Was Jesus in diesem dritten und letzten Schritt fordert, ist das, was wir in modernen Begriffen als „eine Intervention“ bezeichnen könnten. Die gesamte Versammlung der geweihten Gläubigen, sowohl Männer als auch Frauen, soll sich hinsetzen, die Beweise anhören und dann den Sünder auffordern, umzukehren. Sie beurteilten gemeinsam ihre Glaubensgenossen und ergriffen die Maßnahmen, die sie als angemessen erachteten.

Glauben Sie, dass sexuelle Kindesmisshandler in der Organisation einen sicheren Hafen gefunden hätten, wenn die Zeugen Jehovas den Ratschlägen Christi in diesem Brief gefolgt wären? Außerdem wären sie motiviert gewesen, den Worten von Paulus in Römer 13: 1-7 zu folgen, und hätten das Verbrechen den Behörden gemeldet. Es würde keinen Skandal des sexuellen Kindesmissbrauchs geben, der die Organisation wie jetzt plagt.

Ein weiblicher Apostel?

Das Wort "Apostel" stammt aus dem Griechischen apostolos, was nach Die Konkordanz von Strong bedeutet: „der Bote, der auf Mission gesandt wurde, ein Apostel, Gesandter, Delegierter, einer, der von einem anderen beauftragt wurde, ihn in irgendeiner Weise zu vertreten, insbesondere ein Mann, der von Jesus Christus selbst ausgesandt wurde, um das Evangelium zu predigen.“

In Römer 16: 7 sendet Paulus seine Grüße an Andronicus und Junia, die unter den Aposteln herausragend sind. Jetzt heißt Junia auf Griechisch Frau. Es leitet sich vom Namen der heidnischen Göttin Juno ab, zu der Frauen beteten, um ihnen bei der Geburt zu helfen. Die NWT ersetzt „Junias“, einen erfundenen Namen, der in der klassischen griechischen Literatur nirgendwo zu finden ist. Junia dagegen ist in solchen Schriften häufig und immer bezieht sich auf eine Frau.

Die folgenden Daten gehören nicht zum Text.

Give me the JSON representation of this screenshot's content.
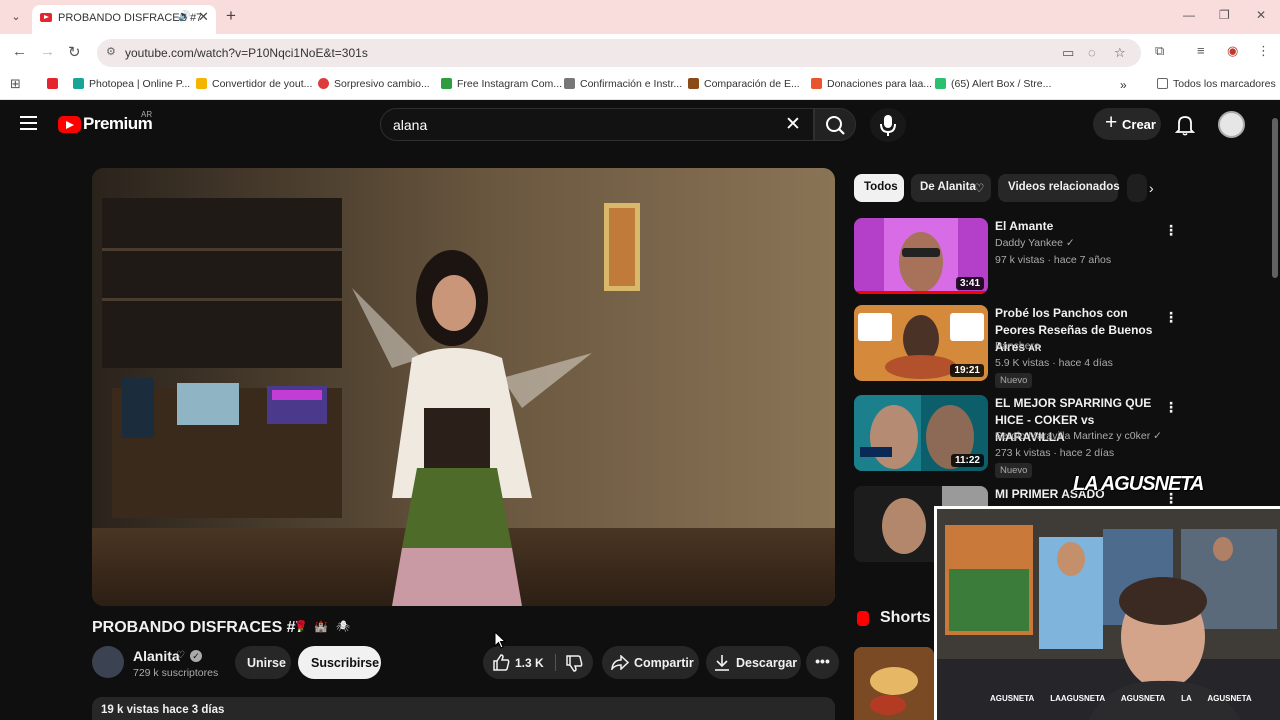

Um den Übersetzern der NWT gerecht zu werden, wird diese literarische Geschlechtsumwandlungsoperation von den meisten Bibelübersetzern durchgeführt. Warum? Man muss davon ausgehen, dass männliche Voreingenommenheit im Spiel ist. Männliche Gemeindeleiter können die Vorstellung einer Apostelin einfach nicht ertragen.

Wenn wir die Bedeutung des Wortes objektiv betrachten, beschreibt es dann nicht das, was wir heute als Missionar bezeichnen würden? Und haben wir keine weiblichen Missionare? Was ist also das Problem?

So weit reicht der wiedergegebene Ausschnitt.